Crouch, touch ... engage | ‘Sport has the power to change the world’
A personal tribute to the enduring sporting legacy of Nelson Mandela
I never met Nelson Mandela, I'm not a South African, and I haven't even read Long Walk to Freedom, and yet like millions of others around the world my life has been touched by the words and actions of this great man.
I suppose in some respects that is what separates the true global statesmen such as JFK, Gandhi and Churchill from their peers – the way in which their influence has somehow transcended the world of politics and instead helped to define the culture, or zeitgeist, of an age.
For those of us working in sport, Mandela's words and actions during the 1995 Rugby World Cup was the watershed when the wider public for the first time really understand what was meant by the concept that sport, in his own words, had "the power to change the world".
That iconic moment when he appeared wearing Francois Pienaar's number six shirt had not just a dramatic psychological impact on his own country but reverberated around the world and set the stage for organisations such as Laureus World Sports Foundation, Beyond Sports and the Global Rugby Collaborative, to show how sport could be a medium to effect social change.

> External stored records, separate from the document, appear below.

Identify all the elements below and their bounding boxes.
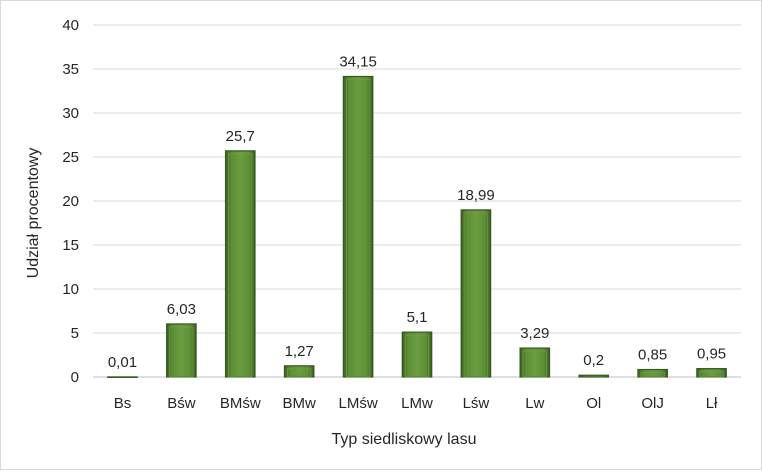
x-axis-title: Typ siedliskowy lasu xyxy=(332,431,477,448)
bar-body xyxy=(107,376,138,379)
bar-body xyxy=(224,150,256,378)
bar xyxy=(166,323,197,378)
bar xyxy=(401,331,433,378)
bars xyxy=(107,75,727,379)
data-label: 25,7 xyxy=(226,128,255,145)
x-tick-label: Bs xyxy=(114,395,132,412)
data-label: 6,03 xyxy=(167,301,196,318)
bar xyxy=(696,368,727,378)
y-tick-label: 40 xyxy=(62,17,79,34)
bar-body xyxy=(342,75,374,378)
bar-bevel xyxy=(286,368,312,378)
data-label: 1,27 xyxy=(285,343,314,360)
bar xyxy=(224,150,256,378)
x-axis-ticks: Bs Bśw BMśw BMw LMśw LMw Lśw Lw Ol OlJ Lł xyxy=(114,395,718,412)
bar-bevel xyxy=(640,372,665,378)
bar xyxy=(283,365,315,378)
bar-body xyxy=(166,323,197,378)
y-tick-label: 20 xyxy=(62,193,79,210)
x-tick-label: BMw xyxy=(283,395,317,412)
bar xyxy=(107,376,138,379)
bar xyxy=(460,209,492,378)
bar xyxy=(637,368,668,378)
data-label: 18,99 xyxy=(457,187,495,204)
x-tick-label: Bśw xyxy=(167,395,196,412)
y-tick-label: 10 xyxy=(62,281,79,298)
bar-bevel xyxy=(522,350,548,378)
bar-bevel xyxy=(404,334,430,378)
y-tick-label: 25 xyxy=(62,149,79,166)
x-tick-label: LMw xyxy=(401,395,433,412)
x-tick-label: LMśw xyxy=(339,395,378,412)
bar xyxy=(519,347,551,378)
data-label: 3,29 xyxy=(520,325,549,342)
bar-body xyxy=(519,347,551,378)
y-tick-label: 35 xyxy=(62,61,79,78)
bar-body xyxy=(283,365,315,378)
y-tick-label: 5 xyxy=(71,325,79,342)
bar-body xyxy=(696,368,727,378)
x-tick-label: BMśw xyxy=(220,395,261,412)
x-tick-label: Lw xyxy=(525,395,544,412)
data-label: 0,85 xyxy=(638,347,667,364)
bar-body xyxy=(637,368,668,378)
bar-body xyxy=(578,374,610,378)
data-label: 34,15 xyxy=(339,53,377,70)
bar-bevel xyxy=(228,153,253,378)
x-tick-label: Lł xyxy=(706,395,718,412)
bar-bevel xyxy=(169,326,194,378)
x-tick-label: Ol xyxy=(586,395,601,412)
bar xyxy=(578,374,610,378)
data-label: 0,01 xyxy=(108,354,137,371)
gridlines xyxy=(93,24,741,378)
bar-body xyxy=(460,209,492,378)
bar-body xyxy=(401,331,433,378)
data-label: 0,2 xyxy=(583,352,604,369)
x-tick-label: Lśw xyxy=(463,395,490,412)
bar-bevel xyxy=(699,371,724,378)
data-labels: 0,01 6,03 25,7 1,27 34,15 5,1 18,99 3,29 0,2 0,85… xyxy=(108,53,726,370)
bar-bevel xyxy=(345,78,371,378)
y-tick-label: 0 xyxy=(71,369,79,386)
bar-bevel xyxy=(463,212,489,378)
y-axis-title: Udział procentowy xyxy=(25,148,42,279)
data-label: 0,95 xyxy=(697,346,726,363)
y-tick-label: 15 xyxy=(62,237,79,254)
data-label: 5,1 xyxy=(407,309,428,326)
y-axis-ticks: 0 5 10 15 20 25 30 35 40 xyxy=(62,17,79,386)
y-tick-label: 30 xyxy=(62,105,79,122)
x-tick-label: OlJ xyxy=(641,395,664,412)
bar xyxy=(342,75,374,378)
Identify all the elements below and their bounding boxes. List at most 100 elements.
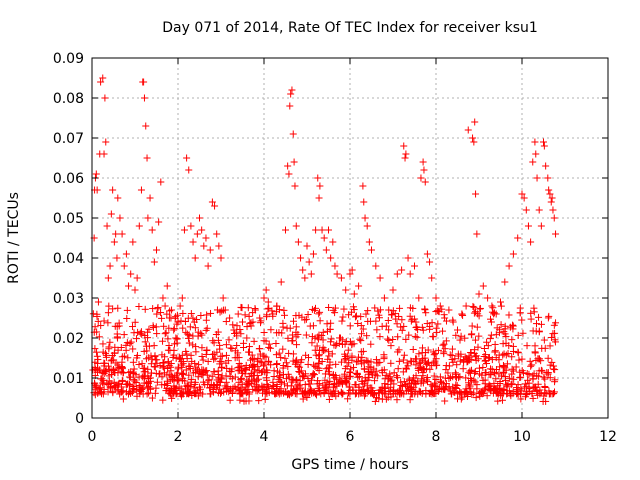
data-point (182, 347, 190, 355)
data-point (280, 311, 288, 319)
data-point (468, 322, 476, 330)
data-point (316, 317, 324, 325)
data-point (510, 375, 518, 383)
data-point (164, 365, 172, 373)
data-point (513, 387, 521, 395)
data-point (114, 361, 122, 369)
data-point (400, 322, 408, 330)
data-point (523, 370, 531, 378)
data-point (364, 317, 372, 325)
data-point (187, 376, 195, 384)
data-point (367, 340, 375, 348)
data-point (270, 383, 278, 391)
data-point (341, 370, 349, 378)
data-point (434, 346, 442, 354)
data-point (197, 312, 205, 320)
data-point (104, 388, 112, 396)
data-point (235, 363, 243, 371)
data-point (362, 377, 370, 385)
data-point (135, 302, 143, 310)
data-point (191, 359, 199, 367)
chart-title: Day 071 of 2014, Rate Of TEC Index for r… (162, 20, 538, 36)
data-point (418, 375, 426, 383)
data-point (166, 376, 174, 384)
data-point (402, 387, 410, 395)
data-point (268, 307, 276, 315)
data-point (346, 369, 354, 377)
data-point (228, 345, 236, 353)
data-point (452, 331, 460, 339)
data-point (394, 333, 402, 341)
data-point (259, 386, 267, 394)
data-point (357, 313, 365, 321)
data-point (197, 329, 205, 337)
data-point (239, 339, 247, 347)
data-point (209, 337, 217, 345)
data-point (147, 352, 155, 360)
data-point (104, 309, 112, 317)
data-point (500, 362, 508, 370)
data-point (248, 362, 256, 370)
data-point (409, 374, 417, 382)
data-point (109, 389, 117, 397)
data-point (237, 376, 245, 384)
data-point (135, 361, 143, 369)
data-point (202, 326, 210, 334)
data-point (541, 384, 549, 392)
data-point (393, 320, 401, 328)
data-point (471, 369, 479, 377)
data-point (237, 362, 245, 370)
data-point (100, 385, 108, 393)
data-point (304, 374, 312, 382)
data-point (187, 310, 195, 318)
data-point (162, 329, 170, 337)
data-point (259, 362, 267, 370)
data-point (141, 338, 149, 346)
data-point (222, 341, 230, 349)
data-point (132, 378, 140, 386)
data-point (155, 370, 163, 378)
data-point (146, 385, 154, 393)
data-point (289, 317, 297, 325)
data-point (152, 356, 160, 364)
data-point (322, 386, 330, 394)
data-point (464, 379, 472, 387)
data-point (131, 377, 139, 385)
data-point (482, 369, 490, 377)
data-point (275, 349, 283, 357)
data-point (218, 307, 226, 315)
data-point (316, 355, 324, 363)
data-point (544, 354, 552, 362)
data-point (158, 351, 166, 359)
data-point (192, 343, 200, 351)
data-point (318, 331, 326, 339)
data-point (500, 385, 508, 393)
data-point (192, 387, 200, 395)
data-point (218, 375, 226, 383)
data-point (248, 351, 256, 359)
data-point (471, 336, 479, 344)
data-point (535, 327, 543, 335)
data-point (462, 374, 470, 382)
data-point (262, 337, 270, 345)
data-point (130, 384, 138, 392)
data-point (145, 325, 153, 333)
data-point (122, 341, 130, 349)
data-point (384, 375, 392, 383)
data-point (452, 384, 460, 392)
data-point (211, 354, 219, 362)
data-point (251, 378, 259, 386)
data-point (308, 339, 316, 347)
data-point (410, 358, 418, 366)
data-point (372, 393, 380, 401)
data-point (408, 315, 416, 323)
data-point (144, 365, 152, 373)
data-point (354, 353, 362, 361)
data-point (503, 360, 511, 368)
data-point (287, 382, 295, 390)
data-point (365, 363, 373, 371)
data-point (494, 397, 502, 405)
data-point (402, 335, 410, 343)
data-point (125, 368, 133, 376)
data-point (481, 384, 489, 392)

In Hong Kong at that time a few inspired police officers were trying a different approach to tackling juvenile delinquency in Tuen Mun, coaching boxing to young offenders on the roof of a police station. This initiative grew into the charity Operation Breakthrough and in 2005 its success was recognised by Laureus who adopted it as one of their global "Sport for Good" projects.
Three years ago Laureus Academy member Morne du Plessis brought a group of youngsters from Soweto – Mandela's spiritual home – to Hong Kong to play rugby with the Breakthrough kids and experience our Sevens tournament.